- Panie premierze, ma pan dwa tygodnie na załatwienie sprawy z Ukraińcami. Jeśli nie, to 20 lutego wychodzimy i blokujemy Polskę – zapowiada Stanisław Barna z Solidarności Rolników Indywidualnych.
- Spory i ich rozwiązywanie na linii Polska - Ukraina będą możliwe, jeśli oba kraje zachowają swoją podmiotowość - niepodległość. Z chwilą kiedy Ukraina straci niepodległość, ustalenia pomiędzy zachodnimi korporacjami i agroholdingami na Ukrainie będą odbywały się na linii Moskwa - Zachód z pominięciem Polski.
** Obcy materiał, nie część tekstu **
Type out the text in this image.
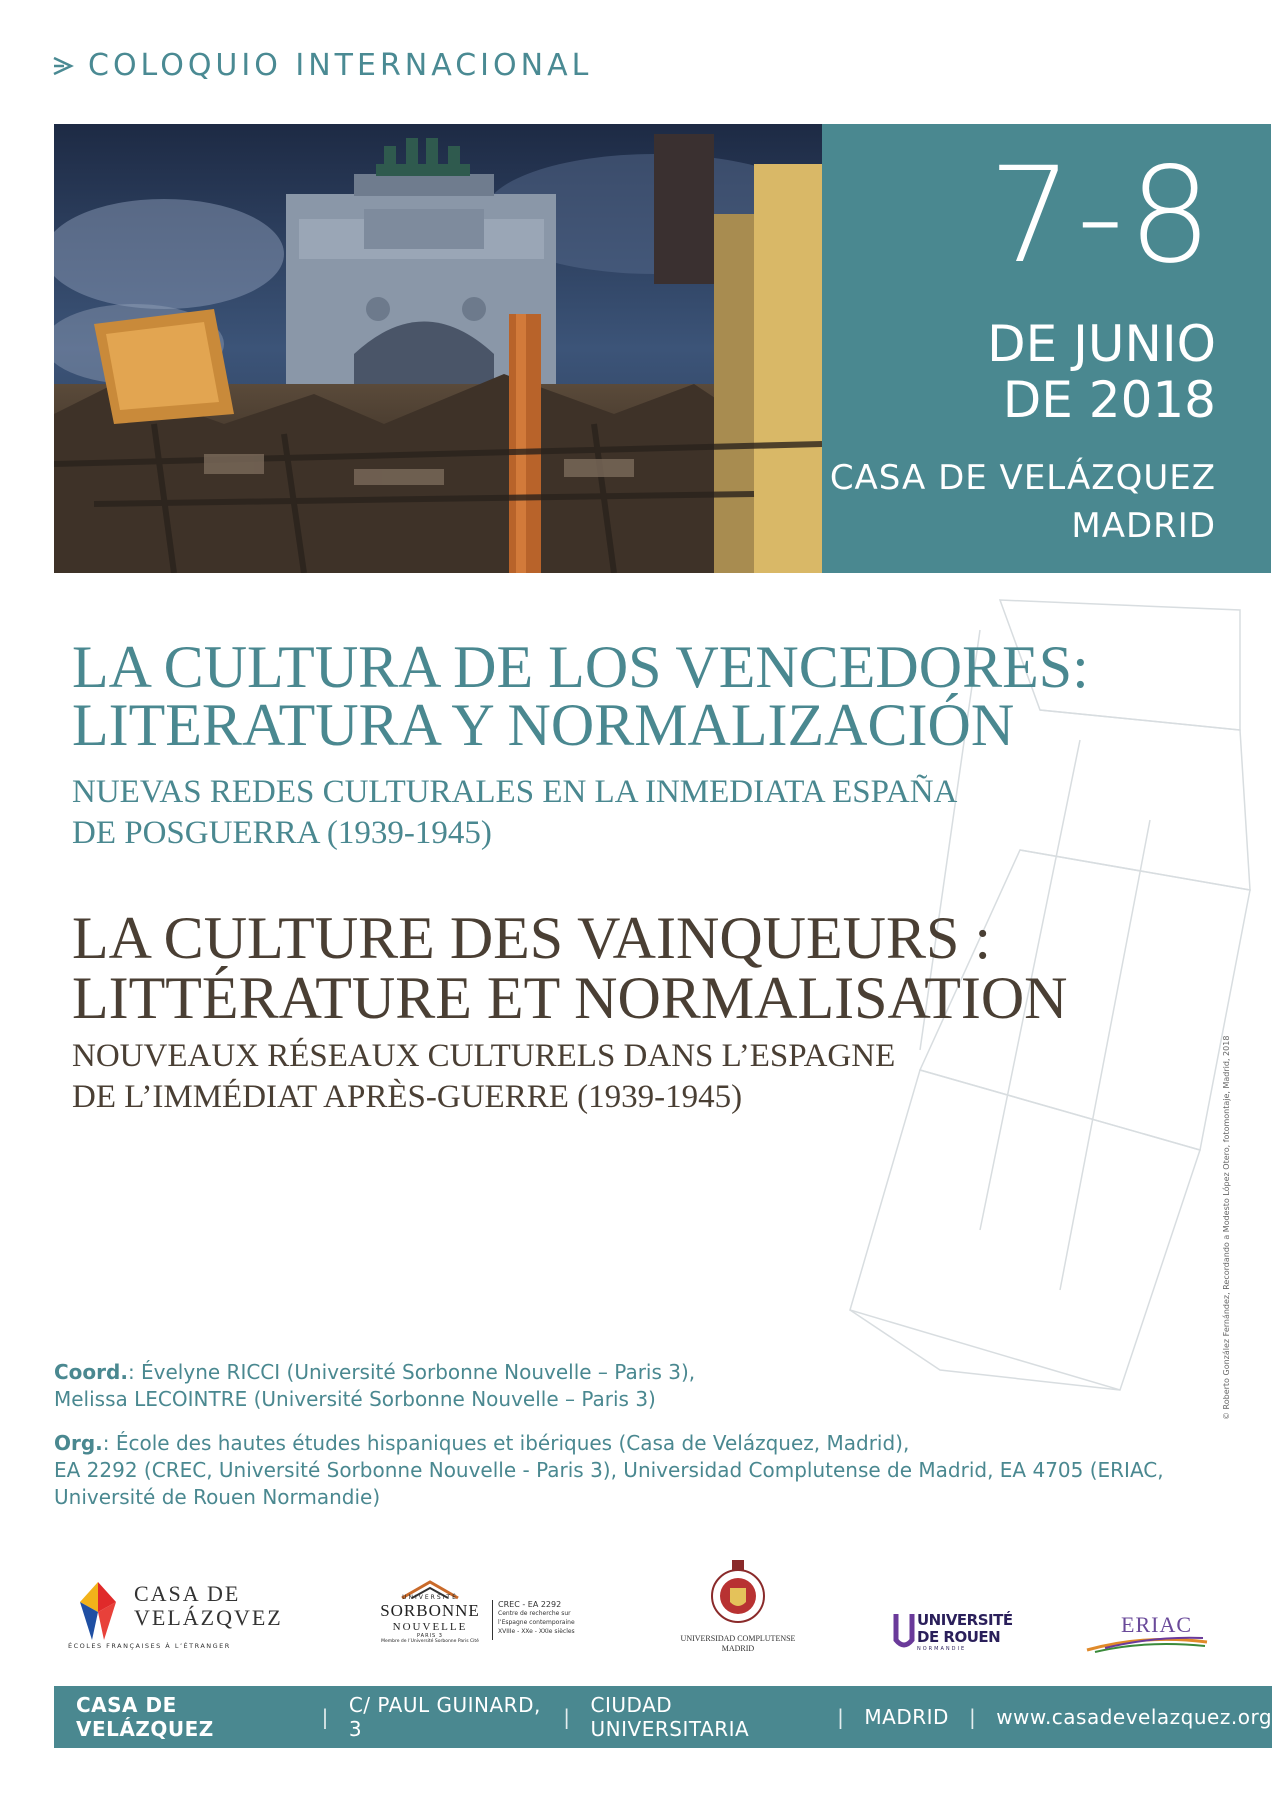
COLOQUIO INTERNACIONAL
7-8
DE JUNIO
DE 2018
CASA DE VELÁZQUEZ
MADRID
LA CULTURA DE LOS VENCEDORES:
LITERATURA Y NORMALIZACIÓN
NUEVAS REDES CULTURALES EN LA INMEDIATA ESPAÑA
DE POSGUERRA (1939-1945)
LA CULTURE DES VAINQUEURS :
LITTÉRATURE ET NORMALISATION
NOUVEAUX RÉSEAUX CULTURELS DANS L’ESPAGNE
DE L’IMMÉDIAT APRÈS-GUERRE (1939-1945)	© Roberto González Fernández, Recordando a Modesto López Otero, fotomontaje, Madrid, 2018
Coord.: Évelyne RICCI (Université Sorbonne Nouvelle – Paris 3),
Melissa LECOINTRE (Université Sorbonne Nouvelle – Paris 3)
Org.: École des hautes études hispaniques et ibériques (Casa de Velázquez, Madrid),
EA 2292 (CREC, Université Sorbonne Nouvelle - Paris 3), Universidad Complutense de Madrid, EA 4705 (ERIAC,
Université de Rouen Normandie)
CASA DE
VELÁZQVEZ
ÉCOLES FRANÇAISES À L’ÉTRANGER
UNIVERSITÉ
SORBONNE
NOUVELLE
PARIS 3
Membre de l’Université Sorbonne Paris Cité
CREC - EA 2292
Centre de recherche sur
l’Espagne contemporaine
XVIIIe - XXe - XXIe siècles
UNIVERSIDAD COMPLUTENSE
MADRID
UNIVERSITÉ
DE ROUEN
NORMANDIE
ERIAC
CASA DE VELÁZQUEZ	| C/ PAUL GUINARD, 3	| CIUDAD UNIVERSITARIA	| MADRID | www.casadevelazquez.org
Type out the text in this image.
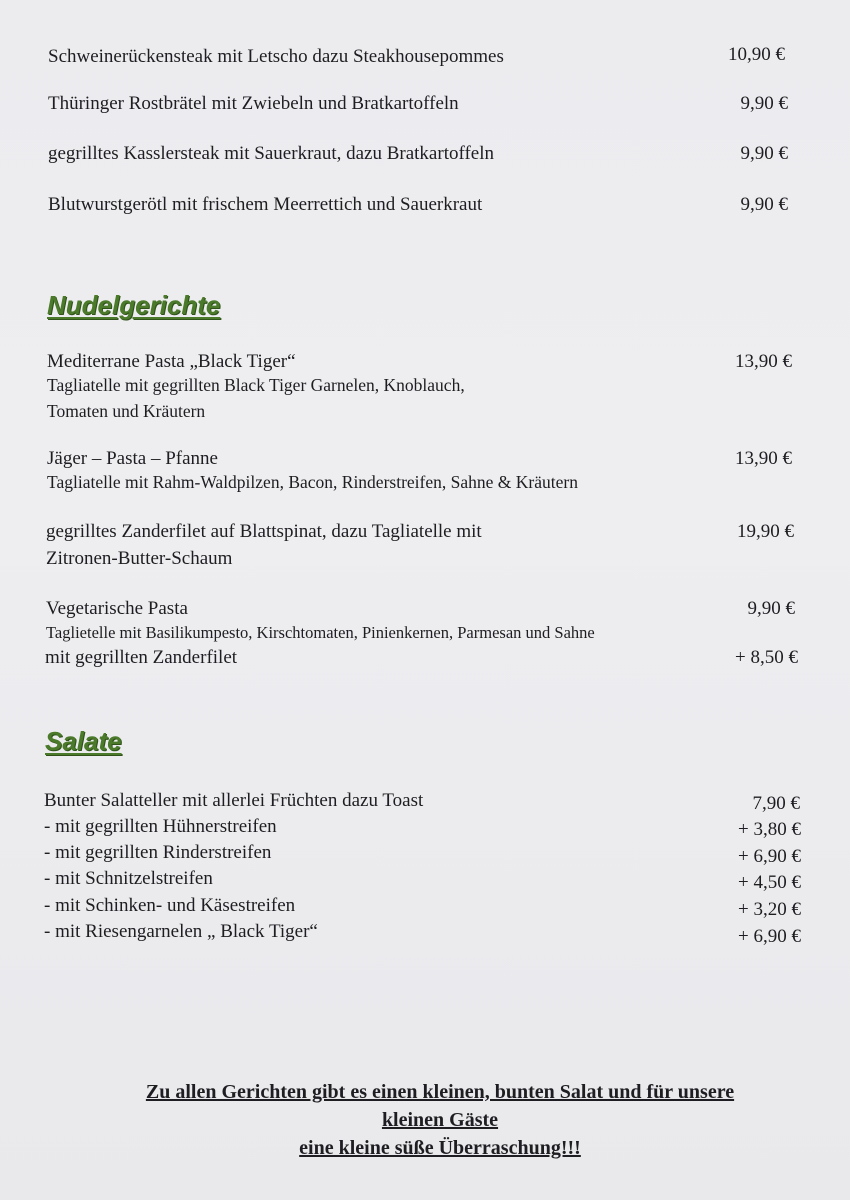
Schweinerückensteak mit Letscho dazu Steakhousepommes	10,90 €
Thüringer Rostbrätel mit Zwiebeln und Bratkartoffeln	9,90 €
gegrilltes Kasslersteak mit Sauerkraut, dazu Bratkartoffeln	9,90 €
Blutwurstgerötl mit frischem Meerrettich und Sauerkraut	9,90 €
Nudelgerichte
Mediterrane Pasta „Black Tiger“	13,90 €
Tagliatelle mit gegrillten Black Tiger Garnelen, Knoblauch,
Tomaten und Kräutern
Jäger – Pasta – Pfanne	13,90 €
Tagliatelle mit Rahm-Waldpilzen, Bacon, Rinderstreifen, Sahne & Kräutern
gegrilltes Zanderfilet auf Blattspinat, dazu Tagliatelle mit	19,90 €
Zitronen-Butter-Schaum
Vegetarische Pasta	9,90 €
Taglietelle mit Basilikumpesto, Kirschtomaten, Pinienkernen, Parmesan und Sahne
mit gegrillten Zanderfilet	+ 8,50 €
Salate
Bunter Salatteller mit allerlei Früchten dazu Toast	7,90 €
- mit gegrillten Hühnerstreifen	+ 3,80 €
- mit gegrillten Rinderstreifen	+ 6,90 €
- mit Schnitzelstreifen	+ 4,50 €
- mit Schinken- und Käsestreifen	+ 3,20 €
- mit Riesengarnelen „ Black Tiger“	+ 6,90 €
Zu allen Gerichten gibt es einen kleinen, bunten Salat und für unsere
kleinen Gäste
eine kleine süße Überraschung!!!
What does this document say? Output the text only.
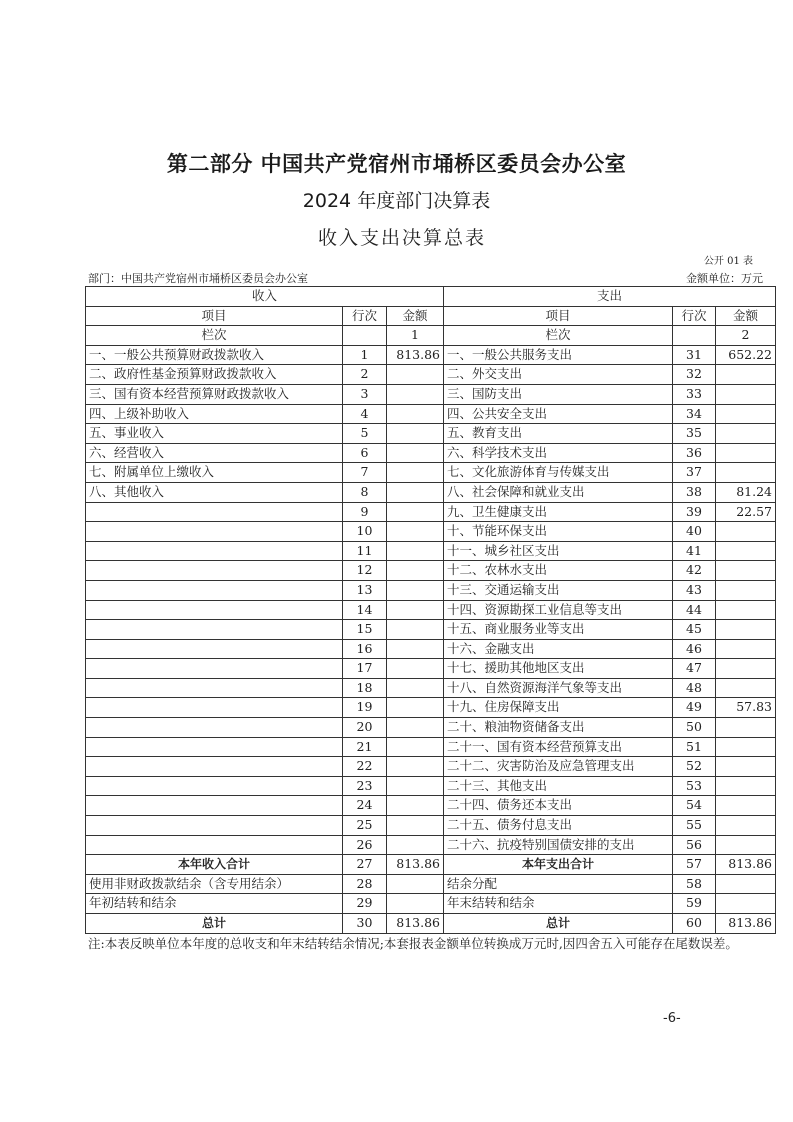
第二部分 中国共产党宿州市埇桥区委员会办公室
2024 年度部门决算表
收入支出决算总表
公开 01 表
部门：中国共产党宿州市埇桥区委员会办公室	金额单位：万元
收入			支出		
项目	行次	金额	项目	行次	金额
栏次		1	栏次		2
一、一般公共预算财政拨款收入	1	813.86	一、一般公共服务支出	31	652.22
二、政府性基金预算财政拨款收入	2		二、外交支出	32	
三、国有资本经营预算财政拨款收入	3		三、国防支出	33	
四、上级补助收入	4		四、公共安全支出	34	
五、事业收入	5		五、教育支出	35	
六、经营收入	6		六、科学技术支出	36	
七、附属单位上缴收入	7		七、文化旅游体育与传媒支出	37	
八、其他收入	8		八、社会保障和就业支出	38	81.24
	9		九、卫生健康支出	39	22.57
	10		十、节能环保支出	40	
	11		十一、城乡社区支出	41	
	12		十二、农林水支出	42	
	13		十三、交通运输支出	43	
	14		十四、资源勘探工业信息等支出	44	
	15		十五、商业服务业等支出	45	
	16		十六、金融支出	46	
	17		十七、援助其他地区支出	47	
	18		十八、自然资源海洋气象等支出	48	
	19		十九、住房保障支出	49	57.83
	20		二十、粮油物资储备支出	50	
	21		二十一、国有资本经营预算支出	51	
	22		二十二、灾害防治及应急管理支出	52	
	23		二十三、其他支出	53	
	24		二十四、债务还本支出	54	
	25		二十五、债务付息支出	55	
	26		二十六、抗疫特别国债安排的支出	56	
本年收入合计	27	813.86	本年支出合计	57	813.86
使用非财政拨款结余（含专用结余）	28		结余分配	58	
年初结转和结余	29		年末结转和结余	59	
总计	30	813.86	总计	60	813.86
注:本表反映单位本年度的总收支和年末结转结余情况;本套报表金额单位转换成万元时,因四舍五入可能存在尾数误差。
-6-
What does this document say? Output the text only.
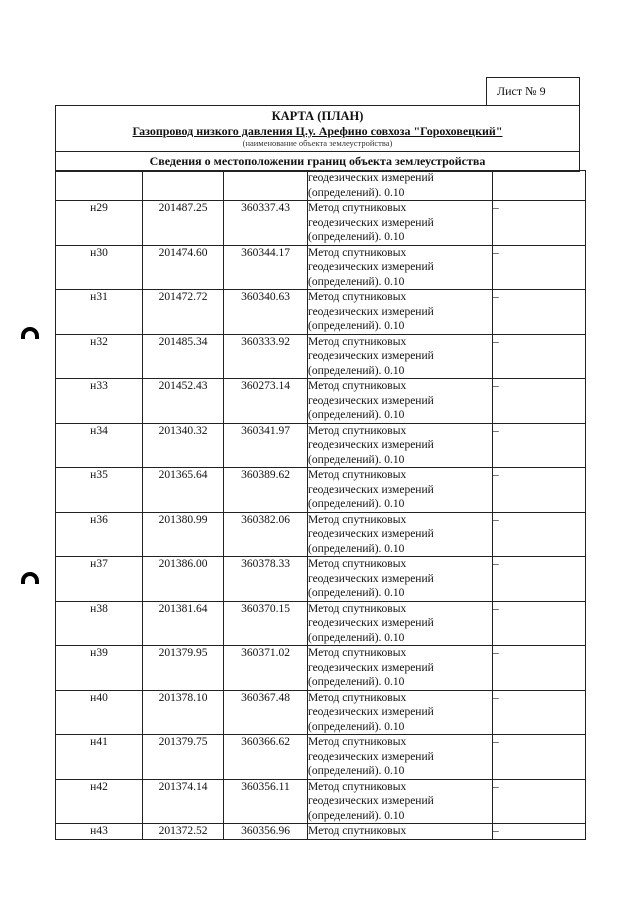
Лист № 9
КАРТА (ПЛАН)
Газопровод низкого давления Ц.у. Арефино совхоза "Гороховецкий"
(наименование объекта землеустройства)
Сведения о местоположении границ объекта землеустройства

			геодезических измерений
(определений). 0.10	

н29	201487.25	360337.43	Метод спутниковых
геодезических измерений
(определений). 0.10	–
н30	201474.60	360344.17	Метод спутниковых
геодезических измерений
(определений). 0.10	–
н31	201472.72	360340.63	Метод спутниковых
геодезических измерений
(определений). 0.10	–
н32	201485.34	360333.92	Метод спутниковых
геодезических измерений
(определений). 0.10	–
н33	201452.43	360273.14	Метод спутниковых
геодезических измерений
(определений). 0.10	–
н34	201340.32	360341.97	Метод спутниковых
геодезических измерений
(определений). 0.10	–
н35	201365.64	360389.62	Метод спутниковых
геодезических измерений
(определений). 0.10	–
н36	201380.99	360382.06	Метод спутниковых
геодезических измерений
(определений). 0.10	–
н37	201386.00	360378.33	Метод спутниковых
геодезических измерений
(определений). 0.10	–
н38	201381.64	360370.15	Метод спутниковых
геодезических измерений
(определений). 0.10	–
н39	201379.95	360371.02	Метод спутниковых
геодезических измерений
(определений). 0.10	–
н40	201378.10	360367.48	Метод спутниковых
геодезических измерений
(определений). 0.10	–
н41	201379.75	360366.62	Метод спутниковых
геодезических измерений
(определений). 0.10	–
н42	201374.14	360356.11	Метод спутниковых
геодезических измерений
(определений). 0.10	–
н43	201372.52	360356.96	Метод спутниковых	–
Nasza sprawczość będzie ograniczana – przestrzegają rolnicy, którzy szykują się do zablokowania granicy z Ukrainą.
- W ciągu 20-30 lat może dojść do stopniowego zwiększenia wpływów zachodnich koncernów powiązanych ze Wschodem (Rosja, ukraińskie agroholdingi) wśród polskich partii politycznych i w polskiej gospodarce. Osłabi to państwo polskie i jego zdolność do obrony naszych interesów na forum międzynarodowym, w tym Wspólnoty Europejskiej. Stopniowo, bez "wystrzału", możemy przejść pod rosyjską strefę wpływów – czytamy na facebook’owym profilu „Protest Rolników”, który powiązany jest z działaczami zachodniopomorskiej Solidarności RI.
- Dlatego protesty są ważne. 20 lutego br. staniemy na granicy i zablokujemy drogi. Tak wzmocnimy podmiotowości Polski i Ukrainy w przestrzeni międzynarodowej. Wy rozwiążecie nasz problem, a my przestaniemy być waszym problemem. Władze Polski i Ukrainy powinny mieć tego świadomość, a efekty prac zespołów polsko-ukraińskich powinny być ogłoszone w ciągu najbliższych dni. Przedstawiona zostanie mapa drogowa w sprawie rozwiązania naszych problemów, w tym harmonogram działań rządów Polski, Ukrainy, a także Unii Europejskiej, których realizacja wpłynie na decyzje, co do dalszych form protestów. Rolnicy! Siłą jest nasza niezależność i samorządność. Nikt nam nie będzie niszczył gospodarstw! – przestrzegają rolnicy.